Automatically purify input

incendium · August 18, 2011, 12:22pm

Hey Guys,

while reading the Security-Section on yiiframework.com I came across the question, if I automatically can use CHtmlPurifier to validate user input?

Using CHtmlPurifier directly in the view file is according to the performance not that good and so it would be great to use it before, so that malicious input gets not saved in the database.

Can anyone help me?

Thanks!

Danila · August 19, 2011, 4:22am

As was said in the guide, you can use your custom filter in rules. Other than that you can always loop through the $_POST\$_GET


public function rules()

	{

		...

		return array(

                     array('name, position, address, icq, misc', 'filter', 'filter'=> array($this, 'purify')), 

                ); 

        }

      public function purify($value){

            return  strip_tags($value);

        }

andy_s · August 19, 2011, 9:30am

Danila:

As was said in the guide, you can use your custom filter in rules. Other than that you can always loop through the $_POST\$_GET


public function rules()

	{

		...

		return array(

                     array('name, position, address, icq, misc', 'filter', 'filter'=> array($this, 'purify')), 

                ); 

        }

      public function purify($value){

            return  strip_tags($value);

        }

Yes, but incendium wanted to use CHtmlPurifier

Read this: http://www.yiiframework.com/doc/api/1.1/CHtmlPurifier (the last line)

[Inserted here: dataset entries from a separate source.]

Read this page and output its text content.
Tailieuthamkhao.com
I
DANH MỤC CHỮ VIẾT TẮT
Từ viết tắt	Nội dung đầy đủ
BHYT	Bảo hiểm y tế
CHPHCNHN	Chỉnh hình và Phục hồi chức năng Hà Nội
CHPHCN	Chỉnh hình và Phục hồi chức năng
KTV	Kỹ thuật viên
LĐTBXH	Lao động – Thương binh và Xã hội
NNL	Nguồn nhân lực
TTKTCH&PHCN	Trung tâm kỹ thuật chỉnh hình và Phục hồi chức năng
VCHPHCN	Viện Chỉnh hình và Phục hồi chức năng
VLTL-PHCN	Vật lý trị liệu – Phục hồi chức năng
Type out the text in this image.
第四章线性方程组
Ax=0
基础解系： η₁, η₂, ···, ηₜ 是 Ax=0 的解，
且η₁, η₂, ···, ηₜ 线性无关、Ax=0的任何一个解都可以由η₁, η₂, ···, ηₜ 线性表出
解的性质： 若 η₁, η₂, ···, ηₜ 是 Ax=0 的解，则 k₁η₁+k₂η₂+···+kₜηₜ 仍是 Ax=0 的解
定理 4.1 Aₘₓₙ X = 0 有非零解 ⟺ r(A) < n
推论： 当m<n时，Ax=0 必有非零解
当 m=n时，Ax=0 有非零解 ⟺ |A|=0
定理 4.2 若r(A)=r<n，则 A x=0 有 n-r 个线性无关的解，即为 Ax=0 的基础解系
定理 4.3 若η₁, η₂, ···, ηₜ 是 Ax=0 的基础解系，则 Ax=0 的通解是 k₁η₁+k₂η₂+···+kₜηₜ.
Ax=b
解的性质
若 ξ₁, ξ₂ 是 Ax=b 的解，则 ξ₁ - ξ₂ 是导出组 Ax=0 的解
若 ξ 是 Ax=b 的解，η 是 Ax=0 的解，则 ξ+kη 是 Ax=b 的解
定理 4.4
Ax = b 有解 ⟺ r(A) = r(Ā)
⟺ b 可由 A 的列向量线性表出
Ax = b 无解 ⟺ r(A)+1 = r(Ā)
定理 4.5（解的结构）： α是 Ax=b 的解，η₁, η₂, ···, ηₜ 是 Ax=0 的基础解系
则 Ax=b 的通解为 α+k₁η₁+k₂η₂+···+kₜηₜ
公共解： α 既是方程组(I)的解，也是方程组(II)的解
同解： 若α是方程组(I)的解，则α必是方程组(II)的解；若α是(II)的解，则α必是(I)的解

array('text','filter','filter'=>array($obj=new CHtmlPurifier(),'purify')),

If you’ll add this validator (which is not actually a validator) to your model then the “text” field will be purified and inserted into a database without malicious code.

donfuego · October 31, 2011, 5:09pm

Hi guys!

Just as I believe the OP is looking for a "catch all" solution to this, so am I.

While the provided method is great for sanitizing single input fields (like the ‘text’ field in the above case), why not automatically purify ALL inputs? After all, client input is not to be trusted!

Can we use filters for this purpose? If so, how is it done? (Documentation on filters is a bit thin…)

If not, is there another solution?

phtamas · October 31, 2011, 8:11pm

It would be a bit difficult to implement a content management system with that approach. Sometimes you want to keep html tags in user input.

You can write - for example - a model behavior that automatically purifies all attributes in beforeValidate() or beforeSave() method.

donfuego · November 1, 2011, 12:52pm

True, but then I would have to manually iterate through the fields. Using the validator, albeit a bit ad hoc, is perhaps a cleaner way. I still have a feeling that using filters might be the best solution (for me), but I still don’t fully grasp how they work, yet…

Edit: I read up on behaviours. That might be the way to go. Thanks!